Out of about 550 applicants, 15 were chosen to become Morning Light sailors. They're getting ready for a major voyage. But today, they're sailing on the Hokule'a under the watchful guidance of master navigator Nainoa Thompson.
Genny Tulloch is on the verge of making history. She is among a group of sailors who could become the youngest crew to navigate a transpacific voyage. For Tulloch, her love of sailing started with her great grandfather.
"He ran away to the sea when he was twelve," said Tulloch. "So, it runs in my veins."
Tulloch's dad introduced her to sailing even before she could walk.
"I got in the boat probably first when I was still a baby in a crib," said Tulloch. "There's pictures of me on boats."

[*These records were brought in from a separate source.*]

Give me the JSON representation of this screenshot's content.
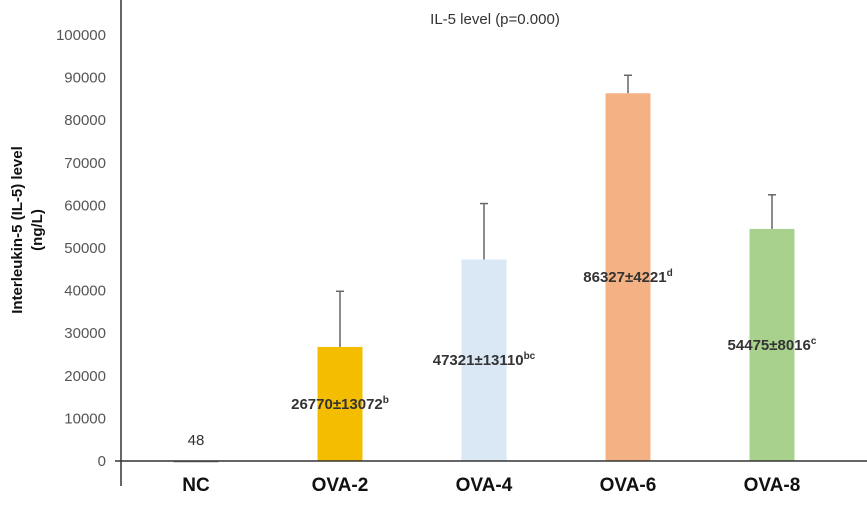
{
  "chart_data": {
    "type": "bar",
    "title": "IL-5 level (p=0.000)",
    "ylabel": "Interleukin-5 (IL-5) level (ng/L)",
    "ylabel_lines": [
      "Interleukin-5 (IL-5) level",
      "(ng/L)"
    ],
    "xlabel": "",
    "ylim": [
      0,
      100000
    ],
    "yticks": [
      0,
      10000,
      20000,
      30000,
      40000,
      50000,
      60000,
      70000,
      80000,
      90000,
      100000
    ],
    "grid": false,
    "categories": [
      "NC",
      "OVA-2",
      "OVA-4",
      "OVA-6",
      "OVA-8"
    ],
    "values": [
      48,
      26770,
      47321,
      86327,
      54475
    ],
    "errors": [
      0,
      13072,
      13110,
      4221,
      8016
    ],
    "colors": [
      "#7f7f7f",
      "#f5bd00",
      "#dae8f6",
      "#f4b183",
      "#a9d18e"
    ],
    "data_labels": [
      {
        "text": "48",
        "sup": ""
      },
      {
        "text": "26770±13072",
        "sup": "b"
      },
      {
        "text": "47321±13110",
        "sup": "bc"
      },
      {
        "text": "86327±4221",
        "sup": "d"
      },
      {
        "text": "54475±8016",
        "sup": "c"
      }
    ]
  }
}
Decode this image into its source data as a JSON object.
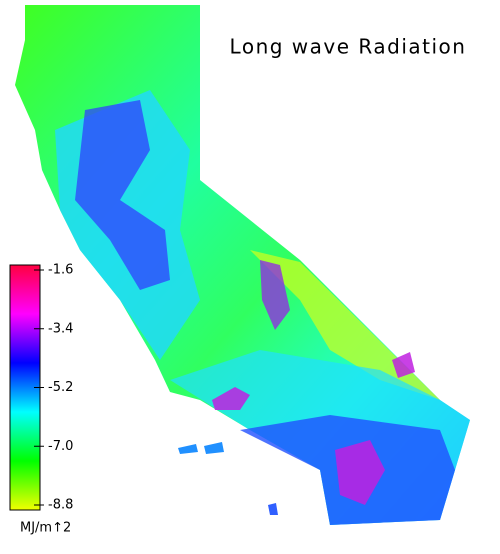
{
  "title": "Long wave Radiation",
  "colorbar": {
    "label": "MJ/m↑2",
    "lim": [
      -8.8,
      -1.6
    ],
    "ticks": [
      -1.6,
      -3.4,
      -5.2,
      {
        "value": -7.0,
        "label": "-7.0"
      },
      -8.8
    ],
    "colors": [
      "#f0ff00",
      "#00ff00",
      "#00ffff",
      "#0000ff",
      "#ff00ff",
      "#ff0040"
    ]
  }
}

She began sailing alone when she was only six-years-old. And it's been a love affair ever since.
"I've loved the windiest days, the scariest days. I'm that person that wants to go when it's really gnarly out," she said.
Tulloch and her crew members are in Hawai'i to learn from sailing legend Nainoa Thompson.
"I want them to understand how special Hawaii is -- its environment, its culture, its community," said Thompson, who, in 1980, became the first Hawaiian in more than 500 years to navigate a canoe to and from Tahiti using only natural navigation.
"He's got such a passion for Hokule'a, and for voyaging and for everything Hawaiian culture and Hawaiian history is. And it was really wonderful to see him impart that to us," said Tulloch.
Tulloch said her great-grandfather is probably smiling from heaven.
"I can't imagine my grandfather looking down at his great granddaughter and just seeing that the lifestyle he love is something I've honored and treasured and try to make part of my life," she said.
And Thompson said the lessons from sailing go beyond the waters.
"If you have a dream, believe in it," he said. "Recognize that it's worth it to take the path, but keep understanding that dream, that destination, is not about reaching the destination, it's about the journey."